Unsworth and Roluga enticed DoP Sean Francis (A Song for our Fathers), one of a handful of professional Black British cinematographers, to join. He waived his normal fee in order to teach the crew, including lighting technician Matthias Djan, how to use the kit. Sound recordist Michael Ademilua also waived his fee in order to participate and share his expertise.
“Nearly the entire crew are Black or from under-represented groups and are predominantly based outside of London,” explains Unsworth. “We had a whole team of less experienced crew shadowing the experienced pros like Sean and Michael. These films are really important for newcomers to gain credits but the kit that VMI supplies is often the only opportunity that people like Leigh Alner in 2003 and now people like Matthias will get to use this type of equipment.”
The kit, specified by Francis for Breathe, included ARRI Alexa MINI, a set of Zeiss Superspeed MK II primes, Angenieux Optimo 28-76mm T2.6 PL zoom and a DJI Ronin 2. This was accompanied by a full range of adapters, power, cables and HD 7″ TV Logic monitor as well as Teradek Bolt Pro wireless recorder and ProSup Tango Slider kit.
“VMI supplies us with heavily subsidised equipment for four productions a year, meaning that there are more than 100 individuals each year having direct contact with high end drama and feature film equipment,” Unsworth says. “Getting this hands-on familiarity with such kit means they then do not feel over-awed or inexperienced when they go onto a really big production.”

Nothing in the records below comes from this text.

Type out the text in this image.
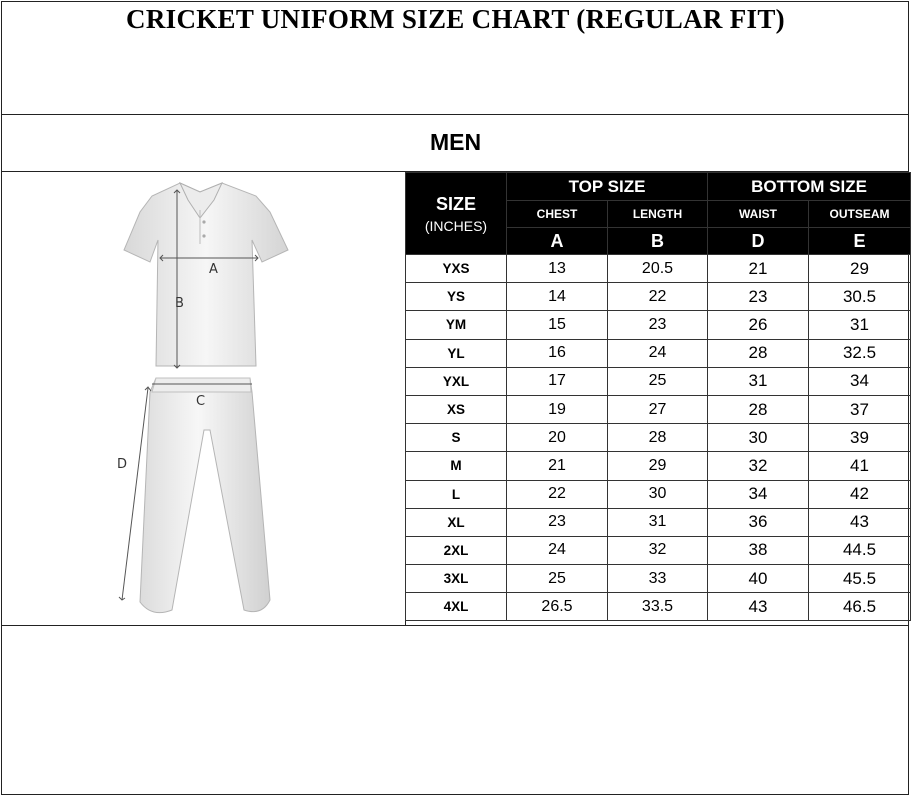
CRICKET UNIFORM SIZE CHART (REGULAR FIT)
MEN
A
B
C
D
SIZE
(INCHES)	TOP SIZE		BOTTOM SIZE	
	CHEST	LENGTH	WAIST	OUTSEAM
	A	B	D	E
YXS	13	20.5	21	29
YS	14	22	23	30.5
YM	15	23	26	31
YL	16	24	28	32.5
YXL	17	25	31	34
XS	19	27	28	37
S	20	28	30	39
M	21	29	32	41
L	22	30	34	42
XL	23	31	36	43
2XL	24	32	38	44.5
3XL	25	33	40	45.5
4XL	26.5	33.5	43	46.5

She adds, “We could easily shoot all of our films on the kit we have in-house or on very low-end equipment – which would be cheaper for us and less hassle for VMI – but that’s not what our programs are about.
“We’re about making sure there’s no barrier to entry. If other people, through family or friends, can afford to hire high quality kit or if they can fund themselves through film school then they are going to have a much better chance of getting into the industry. If you don’t or can’t you’re going to be stuck with a mobile phone or a low-end camcorder and you’re never going to be able to understand how the camera or lighting department really works or what it means to be a grip.
“If we are to train up the workforce of the future and if they’re to transition into the mainstream industry they need access to this quality of kit. The value of our relationship with VMI goes far beyond the generous loan of the kit.”